Published: Tuesday, March 11, 2008 at 4:12 p.m.
Last Modified: Tuesday, March 11, 2008 at 4:12 p.m.

A recently revived, controversial proposal to divert water from a protected portion of the Eel River near Dos Rios has been quietly shelved after a negative legal opinion.

“For now, we’ve put the whole Dos Rios thing on hold,” said Roland Sanford, director of the Mendocino County Water Agency.

County supervisors had resuscitated the decade-old proposal in September, agreeing to spend up to $50,000 for a study and legal opinion.

They were scheduled to discuss the plan and legal opinion late last month, but the discussion was delayed, apparently indefinitely.

“We’re very pleased,” said David Drell of the Willits Environmental Center, which has been at the forefront of opposition to the proposal.

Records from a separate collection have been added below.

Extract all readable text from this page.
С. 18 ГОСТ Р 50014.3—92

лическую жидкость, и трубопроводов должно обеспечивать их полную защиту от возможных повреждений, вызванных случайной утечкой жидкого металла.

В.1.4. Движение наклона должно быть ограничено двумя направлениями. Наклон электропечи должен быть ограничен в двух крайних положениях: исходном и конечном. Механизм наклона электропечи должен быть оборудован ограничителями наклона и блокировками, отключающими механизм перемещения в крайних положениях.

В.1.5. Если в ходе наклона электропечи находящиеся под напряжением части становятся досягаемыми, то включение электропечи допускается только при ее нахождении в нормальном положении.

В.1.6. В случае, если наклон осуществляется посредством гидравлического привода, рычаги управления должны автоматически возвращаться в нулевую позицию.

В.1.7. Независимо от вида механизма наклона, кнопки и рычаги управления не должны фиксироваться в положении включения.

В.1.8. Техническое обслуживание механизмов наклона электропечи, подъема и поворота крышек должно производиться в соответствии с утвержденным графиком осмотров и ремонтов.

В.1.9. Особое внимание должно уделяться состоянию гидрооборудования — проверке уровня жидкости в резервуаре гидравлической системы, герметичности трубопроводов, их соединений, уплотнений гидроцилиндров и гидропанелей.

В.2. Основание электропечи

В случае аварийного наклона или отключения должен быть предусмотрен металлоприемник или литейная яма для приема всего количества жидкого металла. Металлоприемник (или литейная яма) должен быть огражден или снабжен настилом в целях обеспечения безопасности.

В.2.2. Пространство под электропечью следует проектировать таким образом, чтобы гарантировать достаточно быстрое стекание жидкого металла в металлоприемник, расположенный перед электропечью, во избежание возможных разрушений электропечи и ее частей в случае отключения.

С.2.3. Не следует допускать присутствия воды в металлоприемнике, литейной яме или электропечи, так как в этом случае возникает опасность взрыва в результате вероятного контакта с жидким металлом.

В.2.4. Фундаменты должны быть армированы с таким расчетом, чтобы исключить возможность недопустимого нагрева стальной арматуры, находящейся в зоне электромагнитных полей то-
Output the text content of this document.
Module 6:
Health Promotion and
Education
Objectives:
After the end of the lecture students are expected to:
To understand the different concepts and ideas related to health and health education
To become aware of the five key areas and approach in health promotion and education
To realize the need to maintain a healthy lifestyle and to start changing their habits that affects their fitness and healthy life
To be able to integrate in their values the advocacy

The legal opinion listed expensive legal obstacles to taking water from the section of Eel River that has both state and federal designations as “wild and scenic.”

At the very least, pursuing the project would require an environmental impact report and undoubtedly would be legally challenged by environmental groups, according to the opinion by Rossmann and Moore LLP, a San Francisco company specializing water and land use issues.

The opinion said the proposal’s likelihood of overcoming the obstacles was “uncertain.”

Under the proposal, water would be taken from the main stem of the Eel River near the Highway 101 Covelo exit in northern Mendocino County during spring high-river flows.

In the plan’s most recent incarnation, the water was to be piped about 45 miles along the railroad right-of-way to Lake Mendocino at an estimated cost of more than $200 million.

The proposal initially called for building a new reservoir to store the water.